The Vatican recently announced that it was exploring mobile and social media as a way to reach people for World Youth Day . So, if a man wearing a funny-looking pointy hat gets it, what’s wrong with these companies: Louis Vuitton, Burger King, Johnson & Johnson, Taco Bell, Delta, etc., and the list goes on.
The Forrester blog came out with a list that shows which companies were punk’d by social media because of their ignorance of the new communication dynamic.
In a previous article on social media, I state: “It will just be much more difficult to lie to consumers since they have the tools and the communication ability to weed them out.” And that’s why they got punk’d. So what did they do wrong? And what do others companies do wrong when they approach social media?
There are two fundamental structural reasons that hamper current companies: layered vs. matrixed, and campaign vs. strategy.
The most powerful brands are often the ones that get left behind. Why? Because change comes much more slowly to them. Their corporate structures are layered — a tree structure of employees sitting on top of employees who sit on top of other employees, all in a tree structure of responsibility avoidance. This causes entrenchment and aversion to risk in an effort to reach that next rung. Those companies are glaciers; oil tankers trying a three-point turn; a blind squirrel trying to find a nut.
There are many reasons for that structure, but for a long time it was also the most efficient structure for the media cascade. Old media worked much the same way, rifling down from primary news sources, like a river from a mountain source hitting its tributary. Major broadcast networks and major newspapers dictated what the consumer saw, read, learned. Press releases hit primary news sources and fanned the message out. Everything was nice, neat and tidy.

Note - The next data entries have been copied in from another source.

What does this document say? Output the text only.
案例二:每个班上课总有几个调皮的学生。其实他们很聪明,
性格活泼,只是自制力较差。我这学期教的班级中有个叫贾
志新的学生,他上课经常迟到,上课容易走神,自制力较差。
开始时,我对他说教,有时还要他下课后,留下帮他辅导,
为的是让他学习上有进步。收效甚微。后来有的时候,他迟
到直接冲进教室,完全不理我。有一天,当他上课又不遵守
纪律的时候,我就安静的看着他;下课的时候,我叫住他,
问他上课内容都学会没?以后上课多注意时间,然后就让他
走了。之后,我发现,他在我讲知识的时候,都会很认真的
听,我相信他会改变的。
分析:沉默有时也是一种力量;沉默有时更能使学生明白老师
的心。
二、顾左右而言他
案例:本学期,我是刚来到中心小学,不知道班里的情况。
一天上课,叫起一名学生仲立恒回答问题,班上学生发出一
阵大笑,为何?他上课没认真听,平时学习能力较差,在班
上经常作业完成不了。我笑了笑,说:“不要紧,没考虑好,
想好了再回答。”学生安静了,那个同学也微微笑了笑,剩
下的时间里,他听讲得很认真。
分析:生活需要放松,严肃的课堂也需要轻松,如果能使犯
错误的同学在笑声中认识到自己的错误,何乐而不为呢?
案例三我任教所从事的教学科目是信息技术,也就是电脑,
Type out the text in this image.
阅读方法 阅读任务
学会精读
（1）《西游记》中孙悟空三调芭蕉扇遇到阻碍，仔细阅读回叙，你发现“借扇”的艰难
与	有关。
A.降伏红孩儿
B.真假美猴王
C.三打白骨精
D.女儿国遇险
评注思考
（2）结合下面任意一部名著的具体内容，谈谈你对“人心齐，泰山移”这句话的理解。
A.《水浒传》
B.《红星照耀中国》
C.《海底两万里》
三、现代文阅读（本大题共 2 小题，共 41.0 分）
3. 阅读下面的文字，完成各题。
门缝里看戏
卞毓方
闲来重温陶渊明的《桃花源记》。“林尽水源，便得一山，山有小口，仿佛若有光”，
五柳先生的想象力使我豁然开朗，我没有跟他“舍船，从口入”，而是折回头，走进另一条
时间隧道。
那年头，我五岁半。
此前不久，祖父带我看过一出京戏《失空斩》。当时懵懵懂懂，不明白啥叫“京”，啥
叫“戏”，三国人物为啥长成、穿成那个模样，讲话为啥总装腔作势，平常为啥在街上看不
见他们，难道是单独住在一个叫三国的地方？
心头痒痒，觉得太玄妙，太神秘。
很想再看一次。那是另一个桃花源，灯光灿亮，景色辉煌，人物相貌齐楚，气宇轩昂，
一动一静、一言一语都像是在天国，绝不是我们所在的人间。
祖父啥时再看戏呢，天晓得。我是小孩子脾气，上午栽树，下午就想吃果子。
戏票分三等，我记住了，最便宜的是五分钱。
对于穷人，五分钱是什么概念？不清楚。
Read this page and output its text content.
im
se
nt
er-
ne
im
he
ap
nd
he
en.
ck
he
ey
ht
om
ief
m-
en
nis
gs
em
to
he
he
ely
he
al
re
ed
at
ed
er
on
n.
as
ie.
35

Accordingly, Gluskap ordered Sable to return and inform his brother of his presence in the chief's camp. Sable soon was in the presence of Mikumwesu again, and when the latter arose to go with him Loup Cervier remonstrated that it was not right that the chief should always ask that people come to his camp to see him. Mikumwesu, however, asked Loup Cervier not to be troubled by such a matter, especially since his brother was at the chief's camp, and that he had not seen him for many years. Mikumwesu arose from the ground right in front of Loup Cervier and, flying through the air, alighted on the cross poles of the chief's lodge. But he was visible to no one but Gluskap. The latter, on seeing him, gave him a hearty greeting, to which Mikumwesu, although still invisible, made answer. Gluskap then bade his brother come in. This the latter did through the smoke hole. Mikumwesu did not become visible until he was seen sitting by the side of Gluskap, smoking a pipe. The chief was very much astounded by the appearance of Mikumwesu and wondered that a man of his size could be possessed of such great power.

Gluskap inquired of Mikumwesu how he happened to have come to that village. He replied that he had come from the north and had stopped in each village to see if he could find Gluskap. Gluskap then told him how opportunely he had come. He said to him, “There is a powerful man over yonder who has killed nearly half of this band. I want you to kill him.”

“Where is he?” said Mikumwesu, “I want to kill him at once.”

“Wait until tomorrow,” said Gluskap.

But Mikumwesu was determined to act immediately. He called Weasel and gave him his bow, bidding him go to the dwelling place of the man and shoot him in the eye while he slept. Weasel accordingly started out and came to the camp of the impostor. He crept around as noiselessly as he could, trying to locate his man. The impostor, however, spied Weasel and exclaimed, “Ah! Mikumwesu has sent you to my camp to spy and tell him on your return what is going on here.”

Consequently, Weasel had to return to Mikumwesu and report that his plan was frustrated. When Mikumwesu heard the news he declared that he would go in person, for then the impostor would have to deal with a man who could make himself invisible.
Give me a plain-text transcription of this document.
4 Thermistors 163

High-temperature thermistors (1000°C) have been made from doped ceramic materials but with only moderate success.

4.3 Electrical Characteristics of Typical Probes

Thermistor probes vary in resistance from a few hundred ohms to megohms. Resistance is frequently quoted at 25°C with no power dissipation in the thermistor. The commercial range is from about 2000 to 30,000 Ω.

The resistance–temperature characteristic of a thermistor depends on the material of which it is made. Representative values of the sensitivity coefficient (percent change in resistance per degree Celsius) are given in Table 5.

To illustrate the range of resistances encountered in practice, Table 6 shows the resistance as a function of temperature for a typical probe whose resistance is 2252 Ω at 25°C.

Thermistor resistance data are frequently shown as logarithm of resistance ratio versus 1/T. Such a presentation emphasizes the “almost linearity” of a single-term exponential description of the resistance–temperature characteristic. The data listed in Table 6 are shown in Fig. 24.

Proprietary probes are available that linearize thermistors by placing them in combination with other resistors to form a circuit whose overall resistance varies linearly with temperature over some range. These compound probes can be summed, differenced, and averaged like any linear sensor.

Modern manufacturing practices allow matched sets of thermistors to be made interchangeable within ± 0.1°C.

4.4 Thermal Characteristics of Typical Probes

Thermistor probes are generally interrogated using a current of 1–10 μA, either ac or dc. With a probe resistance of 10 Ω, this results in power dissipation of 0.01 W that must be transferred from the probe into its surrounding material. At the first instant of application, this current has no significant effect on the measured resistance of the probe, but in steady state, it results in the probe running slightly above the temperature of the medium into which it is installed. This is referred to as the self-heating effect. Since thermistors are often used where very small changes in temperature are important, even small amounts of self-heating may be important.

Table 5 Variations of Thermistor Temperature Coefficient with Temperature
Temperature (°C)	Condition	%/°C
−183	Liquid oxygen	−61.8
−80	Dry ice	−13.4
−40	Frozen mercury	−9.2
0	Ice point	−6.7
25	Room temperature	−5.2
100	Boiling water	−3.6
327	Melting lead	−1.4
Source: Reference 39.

And then it all started to fall apart, and it’s going to get worse. The fracturing of media communication, and many companies’ inability to spin their normal message, is causing a rethinking of how all brands will have to communicate with their consumers.
No longer can the marketing, corporate communications and senior leadership of companies remain in layered tree structures when it comes to the way they communicate their brands to the consumer. They must be matrixed, and those matrix hubs must be empowered to react without going up and down trying to force-fit a crafted message. They can keep the rest of their company functioning as is, but if they don’t rework the way those groups communicate, they are not only going to be left in the dust, they’re going to go out of business.
What they all must realize is that brand control was always an illusion, but now that illusion has been further shattered by the vortex of communication enabled by social media.